Anyone who knows anything about Kenny Scharf knows that the famed artist has rarely met an object he hasn’t customized. In a classic example, the phones, scanners and printers in his Los Angeles office became his prey. Most recently, it was a pair of iRobot Roomba vacuums. Scharf transformed them into little creatures replete with painted eyeballs and mouths, and named them Spic and Span. “They’re like my pets,” he says. “Just like in The Flintstones, they wait for you to turn them on, and when they’re done, you just put them away.”

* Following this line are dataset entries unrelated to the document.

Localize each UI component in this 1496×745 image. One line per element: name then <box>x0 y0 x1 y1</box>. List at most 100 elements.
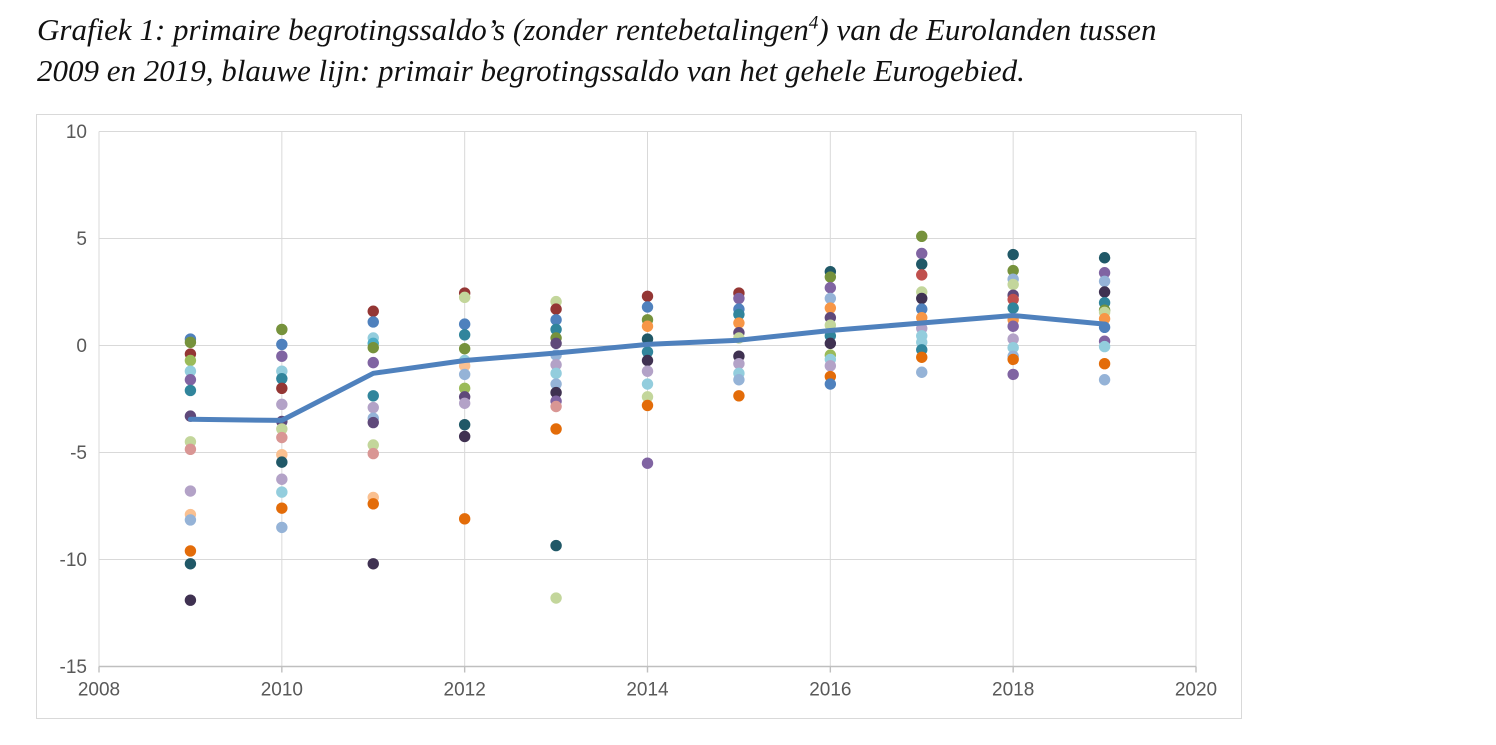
data-point <box>641 346 654 358</box>
data-point <box>1098 374 1111 386</box>
data-point <box>824 271 837 283</box>
data-point <box>733 308 745 321</box>
data-point <box>184 336 197 348</box>
data-point <box>276 473 288 485</box>
data-point <box>184 558 197 570</box>
data-point <box>184 354 197 367</box>
chart-caption: Grafiek 1: primaire begrotingssaldo’s (z… <box>37 10 1489 92</box>
data-point <box>276 423 288 435</box>
data-point <box>916 303 928 315</box>
data-point <box>458 418 471 431</box>
data-point <box>1007 368 1019 381</box>
data-point <box>367 390 379 402</box>
data-point <box>641 391 654 403</box>
data-point <box>824 378 837 390</box>
data-point <box>1098 252 1111 264</box>
data-point <box>367 356 379 369</box>
data-point <box>1098 340 1111 353</box>
data-point <box>276 350 288 362</box>
data-point <box>550 423 562 435</box>
data-point <box>184 545 197 557</box>
data-point <box>1007 320 1019 332</box>
caption-text: Grafiek 1: primaire begrotingssaldo’s (z… <box>37 12 809 47</box>
data-point <box>641 290 654 302</box>
data-point <box>550 323 562 336</box>
data-point <box>916 258 928 270</box>
data-point <box>184 374 197 386</box>
data-point <box>276 486 288 498</box>
data-point <box>550 592 562 604</box>
data-point <box>1098 357 1111 370</box>
x-axis-label: 2012 <box>444 680 486 701</box>
data-point <box>1007 353 1019 366</box>
data-point <box>1098 286 1111 298</box>
data-point <box>367 401 379 414</box>
x-axis-label: 2014 <box>626 680 669 701</box>
caption-line1: Grafiek 1: primaire begrotingssaldo’s (z… <box>37 12 1156 47</box>
caption-line2: 2009 en 2019, blauwe lijn: primair begro… <box>37 52 1025 88</box>
data-point <box>276 372 288 385</box>
data-point <box>733 357 745 370</box>
data-point <box>184 594 197 606</box>
data-point <box>550 337 562 350</box>
data-point <box>550 378 562 390</box>
data-point <box>550 314 562 326</box>
data-point <box>184 514 197 526</box>
data-point <box>916 247 928 260</box>
data-point <box>550 303 562 315</box>
data-point <box>276 398 288 411</box>
country-data-points <box>184 230 1111 606</box>
y-axis-label: -5 <box>70 443 87 464</box>
data-point <box>1007 264 1019 277</box>
data-point <box>276 521 288 534</box>
data-point <box>276 323 288 336</box>
data-point <box>458 343 471 355</box>
x-axis-label: 2010 <box>261 680 303 701</box>
data-point <box>458 318 471 330</box>
chart: 10 5 0 -5 -10 -15 2008 2010 2012 2014 2016 2018 2020 <box>36 114 1242 719</box>
data-point <box>458 513 471 525</box>
data-point <box>641 399 654 412</box>
euro-area-line-path <box>187 313 1108 423</box>
data-point <box>733 390 745 402</box>
data-point <box>641 301 654 313</box>
data-point <box>367 416 379 429</box>
data-point <box>824 337 837 350</box>
data-point <box>824 302 837 314</box>
data-point <box>916 366 928 378</box>
data-point <box>916 230 928 243</box>
data-point <box>1007 302 1019 314</box>
data-point <box>367 498 379 510</box>
data-point <box>916 351 928 363</box>
data-point <box>458 329 471 341</box>
caption-text: ) van de Eurolanden tussen <box>818 12 1157 47</box>
data-point <box>184 384 197 397</box>
data-point <box>367 341 379 354</box>
data-point <box>458 382 471 394</box>
data-point <box>641 457 654 469</box>
data-point <box>733 292 745 305</box>
data-point <box>367 316 379 328</box>
data-point <box>276 431 288 444</box>
data-point <box>641 320 654 332</box>
data-point <box>641 365 654 377</box>
x-axis-label: 2020 <box>1175 680 1217 701</box>
x-axis-label: 2016 <box>809 680 851 701</box>
data-point <box>824 282 837 294</box>
data-point <box>550 386 562 399</box>
data-point <box>824 360 837 372</box>
data-point <box>641 354 654 367</box>
data-point <box>276 456 288 468</box>
data-point <box>916 292 928 305</box>
data-point <box>550 359 562 371</box>
data-point <box>1007 293 1019 306</box>
y-axis-label: -15 <box>60 657 87 678</box>
data-point <box>1098 267 1111 279</box>
x-axis <box>98 665 1197 673</box>
data-point <box>550 367 562 380</box>
data-point <box>184 485 197 497</box>
data-point <box>733 374 745 386</box>
data-point <box>458 368 471 381</box>
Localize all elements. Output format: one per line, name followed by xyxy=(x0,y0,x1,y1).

It’s no surprise, then, that when Efraim Grinberg, Movado’s president and CEO, invited Scharf to trick out the firm’s iconic Museum watch, the painter got a bit carried away. Rather than design one timepiece, as Grinberg had suggested, Scharf delivered a slew of ideas. “It was hard, but we narrowed them down to what we thought was a diverse group of offerings,” says Grinberg, who purchased Scharf’s 1983 painting Brazil after meeting the artist three years ago.
In the end Grinberg and his team settled on six whimsical, cartoonlike motifs for the watches (below, from left): Blurple Time, Movado Time, Time Flies (Scharf’s favorite), Starring the Star (Grinberg’s favorite), Ontime and Universal Time. Some of the designs are original to Movado; others feature adaptations of Scharf’s existing works.
The limited-edition timepieces, launching in September, are the latest additions to Movado’s Artists’ Series, which debuted in 1987 with a watch designed by Andy Warhol just months before his death. Scharf, who spent a lot of time with Warhol in the Eighties, says he’s happy to follow in the horological footsteps of his hero. For this collection, Movado produced only 100 of each Scharf watch to be sold individually, along with 25 box sets of the sextet. “You can wear one a day,” notes Scharf before he’s reminded that there are seven days in a week. “Okay, you can rest on the seventh day; you don’t even need to look at a watch on that day.”